At times, the story is truly heart-breaking as Sophie is at points torn between each of her siblings despite loving each of them dearly. Unfortunately Robert is quite a disagreeable character. Ideas above his station, and poor life choices, lead to him leaving quite a trail of destruction in his wake. Although, that is all part of the story, as many of the characters are also not his biggest fans.

This is a book that has reignited my interest in the events of the French Revolution. And, as you would expect from any work from the pen of Daphne Du Maurier, it is beautifully written and engaging. I really enjoyed this piece of historical fiction and, for me, it cements Daphne Du Maurier as a truly great novelist of many genres.

The Notebook by Nicholas Sparks

I was lucky enought to be selected for a global readalong of ‘The Notebook’ as part of ‘The Tandem Collective Global Readalong’, to celebrate the 25th anniversary of this book’s publication. (Yes, I know 25 years – what?)
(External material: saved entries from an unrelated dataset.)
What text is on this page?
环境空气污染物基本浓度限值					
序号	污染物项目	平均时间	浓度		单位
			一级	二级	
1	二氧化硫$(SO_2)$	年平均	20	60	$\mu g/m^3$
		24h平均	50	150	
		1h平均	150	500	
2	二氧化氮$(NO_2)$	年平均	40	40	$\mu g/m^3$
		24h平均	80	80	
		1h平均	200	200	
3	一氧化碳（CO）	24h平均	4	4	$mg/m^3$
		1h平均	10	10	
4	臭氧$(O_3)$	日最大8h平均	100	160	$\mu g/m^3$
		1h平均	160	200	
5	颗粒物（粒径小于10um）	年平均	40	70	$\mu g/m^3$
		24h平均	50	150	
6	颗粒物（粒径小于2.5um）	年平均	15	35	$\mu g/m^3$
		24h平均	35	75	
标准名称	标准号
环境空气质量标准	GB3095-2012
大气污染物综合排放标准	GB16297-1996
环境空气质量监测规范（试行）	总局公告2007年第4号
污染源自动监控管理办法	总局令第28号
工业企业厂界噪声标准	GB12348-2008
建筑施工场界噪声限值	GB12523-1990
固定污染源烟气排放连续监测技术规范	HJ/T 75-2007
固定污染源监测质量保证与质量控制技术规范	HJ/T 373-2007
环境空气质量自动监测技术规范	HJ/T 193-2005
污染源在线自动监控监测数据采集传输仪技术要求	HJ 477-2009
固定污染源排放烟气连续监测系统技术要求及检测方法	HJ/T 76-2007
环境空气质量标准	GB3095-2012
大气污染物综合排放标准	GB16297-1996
I know ‘The Notebook’ from the film and, like so many others, I have sobbed. I was really intrigued if the book would be as emotional and if, maybe, the film would be better than the book. (I know I should hand in my bookworm card now, as that is a terrible thing to say).

‘The Notebook’ is a beautiful book. Told in the present through the reading of the notebook, we follow the romance of Allie and Noah – a truly lifelong romance. I do not want to spoil the tale in case there is one person out there who doesn’t know it. Other than to say this is a true love story between two people who are ideally suited, even if the society of the time is not so sure.

It has been a while since I have seen the film (and I have not yet braved a revisit), but I will say the book is better. Noah is a much more sympathetic character throughout compared to the film, certainly less gruff. Allie is an impressive lady who knows her own mind and, despite expectations, is willing to follow her head and her heart.

It is a really emotional and heartbreaking read. But it is also hopeful. I absolutely loved it and think I should probably read more of Nicholas Sparks’ novel (once I have recovered from this one).

Moonrise by Sarah Crossan

I am not sure I can do ‘Moonrise’ the justice that it deserves. Sarah Crossan’s novel in verse is one heck of a powerful story, the sort that will stay with you for eternity.

Joe has not see his brother for a long time. His brother is away. His brother is on death row. Joe visits his brother reguarly in the days and weeks leading up to his execution date, trying to get to know him again, reflecting on the events that got them there and the memories he has of his older brother as his greatest protector from childhood. It all creates a completely heartbreaking story as the family looks for hope in the darkest times, right up until the very last moment.

It also really makes you reflect on the system that is supposed to offer fair justice. I found it particularly poignant with current events in the media from America. But, also hopeful that it will encourage readers of all ages to reflect on what justice means.

This is a beautifully written book that demonstrates again the power of verse to crate a narrative full of emotion.